Ahora,  contrariando su argumento inicial,  el  letrado  aduce,  más adelante, que las resoluciones y órdenes de trabajo y  pago  sí  se hicieron por escrito; sin embargo, nada  dice  acerca  de  que  el  Tribunal encontró probado  que   sólo  unas  cuantas  órdenes  cumplieron con este requisito previo,  cuestión   que,  de  cualquier  manera,   en   nada  afecta  el  juicio  de  reproche  porque,   en   todo   caso,    no   se  satisficieron       el      resto      los      presupuestos      contractuales,  específicamente,   lo  relativo a los registros presupuestales.   

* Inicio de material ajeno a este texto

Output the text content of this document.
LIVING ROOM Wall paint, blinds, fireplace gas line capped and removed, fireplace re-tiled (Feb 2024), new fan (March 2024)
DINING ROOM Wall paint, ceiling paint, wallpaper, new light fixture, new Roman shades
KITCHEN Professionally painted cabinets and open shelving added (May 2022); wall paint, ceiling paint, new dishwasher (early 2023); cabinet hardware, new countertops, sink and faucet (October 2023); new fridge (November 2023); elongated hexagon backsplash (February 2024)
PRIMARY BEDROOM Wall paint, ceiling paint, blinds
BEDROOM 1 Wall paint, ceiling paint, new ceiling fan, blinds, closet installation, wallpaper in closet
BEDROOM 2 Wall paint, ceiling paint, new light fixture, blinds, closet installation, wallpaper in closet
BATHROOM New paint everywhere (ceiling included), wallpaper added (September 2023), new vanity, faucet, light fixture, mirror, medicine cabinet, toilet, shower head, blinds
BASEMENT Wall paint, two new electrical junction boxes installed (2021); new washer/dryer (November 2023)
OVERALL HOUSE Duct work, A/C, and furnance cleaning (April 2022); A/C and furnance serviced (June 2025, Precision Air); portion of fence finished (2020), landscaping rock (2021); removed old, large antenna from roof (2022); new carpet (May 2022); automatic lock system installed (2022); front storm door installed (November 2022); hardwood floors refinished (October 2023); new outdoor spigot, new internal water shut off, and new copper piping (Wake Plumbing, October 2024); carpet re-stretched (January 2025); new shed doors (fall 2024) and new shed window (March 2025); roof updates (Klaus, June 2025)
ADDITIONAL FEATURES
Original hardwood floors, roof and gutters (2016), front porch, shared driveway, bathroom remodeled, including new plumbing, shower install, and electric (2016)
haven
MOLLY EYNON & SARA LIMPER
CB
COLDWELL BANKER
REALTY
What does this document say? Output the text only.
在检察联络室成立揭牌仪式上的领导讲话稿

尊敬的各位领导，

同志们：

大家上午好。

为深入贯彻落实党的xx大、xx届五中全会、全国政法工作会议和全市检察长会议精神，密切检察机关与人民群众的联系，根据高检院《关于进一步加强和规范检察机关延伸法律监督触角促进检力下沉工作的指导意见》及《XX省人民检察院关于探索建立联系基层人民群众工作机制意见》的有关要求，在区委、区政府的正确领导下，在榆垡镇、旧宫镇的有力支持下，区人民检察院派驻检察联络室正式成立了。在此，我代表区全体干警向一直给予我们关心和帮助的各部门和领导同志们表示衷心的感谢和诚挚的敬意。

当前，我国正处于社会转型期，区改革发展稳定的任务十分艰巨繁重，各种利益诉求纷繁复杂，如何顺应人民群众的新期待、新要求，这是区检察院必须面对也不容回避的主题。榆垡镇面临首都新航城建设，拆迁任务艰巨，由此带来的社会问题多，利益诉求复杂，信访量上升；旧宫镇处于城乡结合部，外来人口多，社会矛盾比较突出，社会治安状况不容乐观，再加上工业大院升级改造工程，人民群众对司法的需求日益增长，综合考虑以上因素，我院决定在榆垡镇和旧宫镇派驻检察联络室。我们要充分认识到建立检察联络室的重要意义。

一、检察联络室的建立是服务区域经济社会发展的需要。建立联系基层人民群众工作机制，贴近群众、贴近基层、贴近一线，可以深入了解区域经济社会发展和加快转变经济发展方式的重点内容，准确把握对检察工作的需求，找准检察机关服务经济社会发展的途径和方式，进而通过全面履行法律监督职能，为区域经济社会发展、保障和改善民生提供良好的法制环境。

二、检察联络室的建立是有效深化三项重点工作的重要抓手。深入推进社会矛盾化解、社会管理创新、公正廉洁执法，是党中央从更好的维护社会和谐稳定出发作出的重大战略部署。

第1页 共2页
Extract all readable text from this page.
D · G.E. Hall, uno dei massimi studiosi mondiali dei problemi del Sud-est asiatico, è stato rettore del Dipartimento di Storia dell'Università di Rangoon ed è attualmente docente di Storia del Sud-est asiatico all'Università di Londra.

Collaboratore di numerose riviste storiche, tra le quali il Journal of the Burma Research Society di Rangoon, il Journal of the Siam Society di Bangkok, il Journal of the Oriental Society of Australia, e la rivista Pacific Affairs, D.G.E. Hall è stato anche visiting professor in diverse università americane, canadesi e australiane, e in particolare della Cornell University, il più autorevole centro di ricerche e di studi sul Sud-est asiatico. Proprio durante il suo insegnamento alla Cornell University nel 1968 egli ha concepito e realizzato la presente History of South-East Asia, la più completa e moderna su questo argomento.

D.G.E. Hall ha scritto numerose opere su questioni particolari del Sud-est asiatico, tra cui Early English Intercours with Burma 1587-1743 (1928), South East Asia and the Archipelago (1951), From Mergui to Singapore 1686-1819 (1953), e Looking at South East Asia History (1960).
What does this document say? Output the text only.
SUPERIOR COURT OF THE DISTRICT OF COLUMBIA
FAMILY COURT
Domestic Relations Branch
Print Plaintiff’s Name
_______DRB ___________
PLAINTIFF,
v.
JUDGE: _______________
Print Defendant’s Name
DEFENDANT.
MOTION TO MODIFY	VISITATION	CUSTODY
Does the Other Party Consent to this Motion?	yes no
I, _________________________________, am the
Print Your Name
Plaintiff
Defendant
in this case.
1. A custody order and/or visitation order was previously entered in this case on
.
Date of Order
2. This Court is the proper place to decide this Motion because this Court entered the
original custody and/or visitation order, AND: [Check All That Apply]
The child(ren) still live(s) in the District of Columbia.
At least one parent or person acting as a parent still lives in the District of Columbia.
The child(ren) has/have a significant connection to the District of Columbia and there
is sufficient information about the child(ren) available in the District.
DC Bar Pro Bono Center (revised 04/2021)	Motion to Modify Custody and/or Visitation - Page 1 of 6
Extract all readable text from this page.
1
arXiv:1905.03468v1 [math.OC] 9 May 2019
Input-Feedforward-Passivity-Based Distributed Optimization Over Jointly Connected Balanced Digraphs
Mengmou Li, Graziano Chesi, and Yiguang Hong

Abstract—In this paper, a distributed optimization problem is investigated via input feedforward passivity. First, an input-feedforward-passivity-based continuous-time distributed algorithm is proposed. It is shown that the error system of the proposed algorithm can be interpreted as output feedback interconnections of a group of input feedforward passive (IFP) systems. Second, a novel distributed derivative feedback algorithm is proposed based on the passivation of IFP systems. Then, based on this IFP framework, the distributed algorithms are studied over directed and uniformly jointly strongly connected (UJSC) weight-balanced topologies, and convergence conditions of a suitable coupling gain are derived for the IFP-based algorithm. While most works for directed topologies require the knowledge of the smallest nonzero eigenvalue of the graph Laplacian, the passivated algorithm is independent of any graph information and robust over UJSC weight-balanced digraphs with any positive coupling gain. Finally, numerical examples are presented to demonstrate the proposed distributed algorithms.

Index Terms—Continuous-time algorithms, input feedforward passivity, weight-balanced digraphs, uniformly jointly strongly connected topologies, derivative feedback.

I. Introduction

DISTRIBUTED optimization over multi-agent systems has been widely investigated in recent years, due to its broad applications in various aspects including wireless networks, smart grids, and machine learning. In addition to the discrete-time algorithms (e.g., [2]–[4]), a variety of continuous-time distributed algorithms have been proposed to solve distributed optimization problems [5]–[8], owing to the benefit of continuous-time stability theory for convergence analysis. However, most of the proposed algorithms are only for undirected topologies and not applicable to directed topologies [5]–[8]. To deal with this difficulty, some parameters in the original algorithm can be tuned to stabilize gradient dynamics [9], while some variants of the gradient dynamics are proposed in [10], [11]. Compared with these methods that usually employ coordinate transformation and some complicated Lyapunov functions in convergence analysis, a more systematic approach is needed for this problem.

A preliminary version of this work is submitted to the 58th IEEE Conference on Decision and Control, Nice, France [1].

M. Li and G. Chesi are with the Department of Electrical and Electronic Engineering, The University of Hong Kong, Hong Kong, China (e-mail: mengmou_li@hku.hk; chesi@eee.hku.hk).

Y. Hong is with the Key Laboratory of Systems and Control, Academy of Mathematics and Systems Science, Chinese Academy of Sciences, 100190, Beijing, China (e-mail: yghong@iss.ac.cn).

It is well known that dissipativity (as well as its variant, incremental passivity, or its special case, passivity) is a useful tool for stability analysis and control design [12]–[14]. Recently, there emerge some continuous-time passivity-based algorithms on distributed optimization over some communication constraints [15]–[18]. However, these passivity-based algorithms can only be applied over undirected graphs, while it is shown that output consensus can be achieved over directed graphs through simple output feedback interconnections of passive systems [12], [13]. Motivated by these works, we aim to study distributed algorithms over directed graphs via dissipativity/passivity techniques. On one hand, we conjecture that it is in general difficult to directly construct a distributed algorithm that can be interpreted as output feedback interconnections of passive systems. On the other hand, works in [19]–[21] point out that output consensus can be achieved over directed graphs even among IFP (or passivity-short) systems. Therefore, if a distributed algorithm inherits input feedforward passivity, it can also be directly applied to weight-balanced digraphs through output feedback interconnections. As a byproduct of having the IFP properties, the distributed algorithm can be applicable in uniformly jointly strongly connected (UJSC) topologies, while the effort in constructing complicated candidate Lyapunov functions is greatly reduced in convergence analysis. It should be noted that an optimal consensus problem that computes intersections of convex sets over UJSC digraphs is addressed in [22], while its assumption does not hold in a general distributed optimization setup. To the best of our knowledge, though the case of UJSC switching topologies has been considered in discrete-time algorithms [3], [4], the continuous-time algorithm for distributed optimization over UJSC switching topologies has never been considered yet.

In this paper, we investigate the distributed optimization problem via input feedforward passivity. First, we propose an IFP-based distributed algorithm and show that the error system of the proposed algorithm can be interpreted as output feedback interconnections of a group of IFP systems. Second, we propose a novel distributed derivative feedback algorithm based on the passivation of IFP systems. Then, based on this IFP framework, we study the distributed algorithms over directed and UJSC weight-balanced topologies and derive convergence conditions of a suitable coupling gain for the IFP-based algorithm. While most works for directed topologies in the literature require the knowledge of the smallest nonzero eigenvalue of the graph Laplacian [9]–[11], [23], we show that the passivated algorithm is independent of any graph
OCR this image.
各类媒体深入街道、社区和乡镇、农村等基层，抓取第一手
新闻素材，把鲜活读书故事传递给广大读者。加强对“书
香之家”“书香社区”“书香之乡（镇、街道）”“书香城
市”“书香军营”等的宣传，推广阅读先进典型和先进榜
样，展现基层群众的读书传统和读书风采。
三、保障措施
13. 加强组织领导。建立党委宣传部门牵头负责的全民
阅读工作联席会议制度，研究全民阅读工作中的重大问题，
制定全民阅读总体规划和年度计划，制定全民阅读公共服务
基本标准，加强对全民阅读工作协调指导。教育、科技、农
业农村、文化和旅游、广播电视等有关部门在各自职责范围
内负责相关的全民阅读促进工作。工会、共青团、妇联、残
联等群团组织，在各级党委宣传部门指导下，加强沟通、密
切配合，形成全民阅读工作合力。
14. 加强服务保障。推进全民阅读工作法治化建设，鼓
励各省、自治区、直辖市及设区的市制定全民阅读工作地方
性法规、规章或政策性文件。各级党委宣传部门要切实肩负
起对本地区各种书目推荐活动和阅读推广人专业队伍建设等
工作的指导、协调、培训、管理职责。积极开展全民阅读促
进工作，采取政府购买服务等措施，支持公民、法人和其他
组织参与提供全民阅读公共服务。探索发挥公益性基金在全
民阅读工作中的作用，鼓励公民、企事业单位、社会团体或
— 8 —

En idéntica infracción lógica incurre el  libelista  cuando se aferra a la idea infundada de que el juez plural confundió  las  obras  de  mantenimiento  por  las  que  se  lo  procesó  con  las  de  la  construcción  original,  tanto  para  efecto  de la  determinación  de  la cuantía como de su imputación a la partida presupuestal  respectiva,  pues,  en  todo  momento,  la  Sala  de  Descongestión se refiere,  exclusivamente, a los primeros.   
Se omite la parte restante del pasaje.